Why do OS not support erlang's lightweight process?

Jacobo G. Polavieja <>
Sat Sep 2 05:35:07 CEST 2006

Tony Finch wrote:
> On Tue, 29 Aug 2006, lang er wrote:
>> If OS support erlang's lightweight  process in kernel,  many programming
>> languages could have  erlang's concurrent capability.I think it is not
>> impossible.
> The reason that Erlang processes are lightweight is that they do not
> require a context switch from userland -> kernel -> userland in order to
> schedule the next thread. Erlang can rely on the properties of the
> language, specifically no shared mutable data, in order to isolate
> processes from each other. The kernel must use the CPU's virtual memory
> support to do this, because it cannot make assumptions about the languages
> used to write userland processes, and switching pages tables is expensive.
> There have been some experiments with single-address-space operating
> systems, which should in principle be able to context switch faster (they
> only need to change the page table access rights, not the virtual -> real
> address mapping) but current CPUs are not optimised for this kind of
> design, so it isn't an advantage in practice.
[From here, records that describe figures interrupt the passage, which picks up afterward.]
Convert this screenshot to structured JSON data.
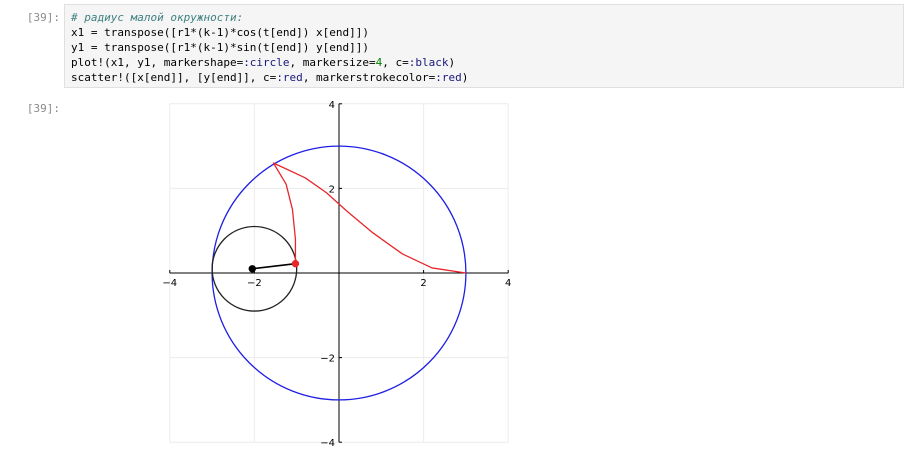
{
  "input_cell": {
    "prompt": "[39]:",
    "lines": [
      {
        "parts": [
          {
            "t": "# радиус малой окружности:",
            "c": "cm"
          }
        ]
      },
      {
        "parts": [
          {
            "t": "x1 = transpose([r1*(k-1)*cos(t[end]) x[end]])",
            "c": ""
          }
        ]
      },
      {
        "parts": [
          {
            "t": "y1 = transpose([r1*(k-1)*sin(t[end]) y[end]])",
            "c": ""
          }
        ]
      },
      {
        "parts": [
          {
            "t": "plot!(x1, y1, markershape=",
            "c": ""
          },
          {
            "t": ":circle",
            "c": "kw"
          },
          {
            "t": ", markersize=",
            "c": ""
          },
          {
            "t": "4",
            "c": "num"
          },
          {
            "t": ", c=",
            "c": ""
          },
          {
            "t": ":black",
            "c": "kw"
          },
          {
            "t": ")",
            "c": ""
          }
        ]
      },
      {
        "parts": [
          {
            "t": "scatter!([x[end]], [y[end]], c=",
            "c": ""
          },
          {
            "t": ":red",
            "c": "kw"
          },
          {
            "t": ", markerstrokecolor=",
            "c": ""
          },
          {
            "t": ":red",
            "c": "kw"
          },
          {
            "t": ")",
            "c": ""
          }
        ]
      }
    ]
  },
  "output_cell": {
    "prompt": "[39]:"
  },
  "chart_data": {
    "type": "line",
    "xlim": [
      -4,
      4
    ],
    "ylim": [
      -4,
      4
    ],
    "x_ticks": [
      -4,
      -2,
      2,
      4
    ],
    "y_ticks": [
      -4,
      -2,
      2,
      4
    ],
    "x_tick_labels": [
      "−4",
      "−2",
      "2",
      "4"
    ],
    "y_tick_labels": [
      "−4",
      "−2",
      "2",
      "4"
    ],
    "grid": true,
    "legend": "none",
    "colors": {
      "big_circle": "#1f1fe6",
      "small_circle": "#222222",
      "curve": "#e8262b",
      "radius": "#000000",
      "point": "#e8262b"
    },
    "series": [
      {
        "kind": "circle",
        "center": [
          0,
          0
        ],
        "r": 3
      },
      {
        "kind": "circle",
        "center": [
          -2,
          0.1
        ],
        "r": 1
      },
      {
        "kind": "curve",
        "points": [
          [
            3,
            0
          ],
          [
            2.2,
            0.12
          ],
          [
            1.5,
            0.45
          ],
          [
            0.8,
            0.95
          ],
          [
            0.2,
            1.45
          ],
          [
            -0.3,
            1.9
          ],
          [
            -0.8,
            2.25
          ],
          [
            -1.55,
            2.6
          ],
          [
            -1.25,
            2.1
          ],
          [
            -1.1,
            1.5
          ],
          [
            -1.03,
            0.8
          ],
          [
            -1.03,
            0.22
          ]
        ]
      },
      {
        "kind": "segment",
        "x": [
          -2.05,
          -1.03
        ],
        "y": [
          0.1,
          0.22
        ]
      },
      {
        "kind": "point",
        "x": -2.05,
        "y": 0.1,
        "color": "#000000"
      },
      {
        "kind": "point",
        "x": -1.03,
        "y": 0.22,
        "color": "#e8262b"
      }
    ]
  }
}
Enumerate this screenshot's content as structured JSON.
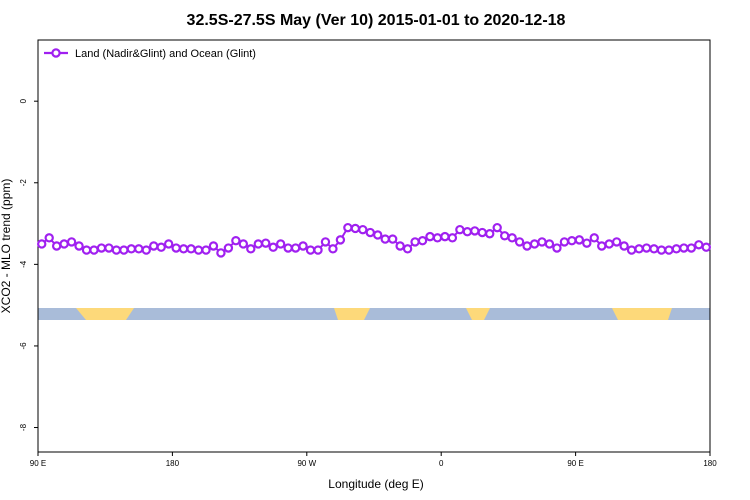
{
  "chart_data": {
    "type": "line",
    "title": "32.5S-27.5S May (Ver 10)   2015-01-01 to 2020-12-18",
    "x_label": "Longitude (deg E)",
    "y_label": "XCO2 - MLO trend (ppm)",
    "x": [
      92.5,
      97.5,
      102.5,
      107.5,
      112.5,
      117.5,
      122.5,
      127.5,
      132.5,
      137.5,
      142.5,
      147.5,
      152.5,
      157.5,
      162.5,
      167.5,
      172.5,
      177.5,
      182.5,
      187.5,
      192.5,
      197.5,
      202.5,
      207.5,
      212.5,
      217.5,
      222.5,
      227.5,
      232.5,
      237.5,
      242.5,
      247.5,
      252.5,
      257.5,
      262.5,
      267.5,
      272.5,
      277.5,
      282.5,
      287.5,
      292.5,
      297.5,
      302.5,
      307.5,
      312.5,
      317.5,
      322.5,
      327.5,
      332.5,
      337.5,
      342.5,
      347.5,
      352.5,
      357.5,
      362.5,
      367.5,
      372.5,
      377.5,
      382.5,
      387.5,
      392.5,
      397.5,
      402.5,
      407.5,
      412.5,
      417.5,
      422.5,
      427.5,
      432.5,
      437.5,
      442.5,
      447.5,
      452.5,
      457.5,
      462.5,
      467.5,
      472.5,
      477.5,
      482.5,
      487.5,
      492.5,
      497.5,
      502.5,
      507.5,
      512.5,
      517.5,
      522.5,
      527.5,
      532.5,
      537.5
    ],
    "series": [
      {
        "name": "Land (Nadir&Glint) and Ocean (Glint)",
        "color": "#a020f0",
        "values": [
          -3.5,
          -3.35,
          -3.55,
          -3.5,
          -3.45,
          -3.55,
          -3.65,
          -3.65,
          -3.6,
          -3.6,
          -3.65,
          -3.65,
          -3.62,
          -3.62,
          -3.65,
          -3.55,
          -3.58,
          -3.5,
          -3.6,
          -3.62,
          -3.62,
          -3.65,
          -3.65,
          -3.55,
          -3.72,
          -3.6,
          -3.42,
          -3.5,
          -3.62,
          -3.5,
          -3.48,
          -3.58,
          -3.5,
          -3.6,
          -3.6,
          -3.55,
          -3.65,
          -3.65,
          -3.45,
          -3.62,
          -3.4,
          -3.1,
          -3.12,
          -3.15,
          -3.22,
          -3.28,
          -3.38,
          -3.38,
          -3.55,
          -3.62,
          -3.45,
          -3.42,
          -3.32,
          -3.35,
          -3.32,
          -3.35,
          -3.15,
          -3.2,
          -3.18,
          -3.22,
          -3.25,
          -3.1,
          -3.3,
          -3.35,
          -3.45,
          -3.55,
          -3.5,
          -3.45,
          -3.5,
          -3.6,
          -3.45,
          -3.42,
          -3.4,
          -3.48,
          -3.35,
          -3.55,
          -3.5,
          -3.45,
          -3.55,
          -3.65,
          -3.62,
          -3.6,
          -3.62,
          -3.65,
          -3.65,
          -3.62,
          -3.6,
          -3.6,
          -3.52,
          -3.58
        ]
      }
    ],
    "xlim": [
      90,
      540
    ],
    "xticks": [
      {
        "value": 90,
        "label": "90 E"
      },
      {
        "value": 180,
        "label": "180"
      },
      {
        "value": 270,
        "label": "90 W"
      },
      {
        "value": 360,
        "label": "0"
      },
      {
        "value": 450,
        "label": "90 E"
      },
      {
        "value": 540,
        "label": "180"
      }
    ],
    "ylim": [
      -8.6,
      1.5
    ],
    "yticks": [
      0,
      -2,
      -4,
      -6,
      -8
    ],
    "legend": "topleft"
  }
}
It also requires a 64 bit
> address space to be practical.
> Tony.
And wouldn't it be possible to implement a similar threading system in 
other VM like, say, CLR (Mono VM)?
There lots of base differences from the Mono Framework to Erlang, but 
maybe it's easier to implement more effective ways of concurrency with 
VMs than with traditional languages. If so, MonoThreads, at present, map 
to POSIX Threads, and that's something I would like to see improved now 
that I'm starting to discover some of Erlang's benefits such as its 
lightweight threads.
Right now there are some people making efforts such as MicroThreading 
(which I'll have to read further through), and Continuations (which seem 
to be similar also to MicroThreads). I just don't have any valuable 
information on performance compared to POSIX Threads (well, MicroThreads 
seem to be more efficient, but it's quite experimental), and neither any 
comparison to other concurrency systems such as Erlang's.
Just in case someone is interested:

Sorry if I talked too much about Mono and this isn't the place to do it, 
but is another of my bigger interests in software and I can't help 
imagining new ways of improving it. I wish it had some of the benefits 
Erlang offers. But nothing is perfect!

After this big chunk of speech, if anyone wants to bring up any 
information it would make enormously happy.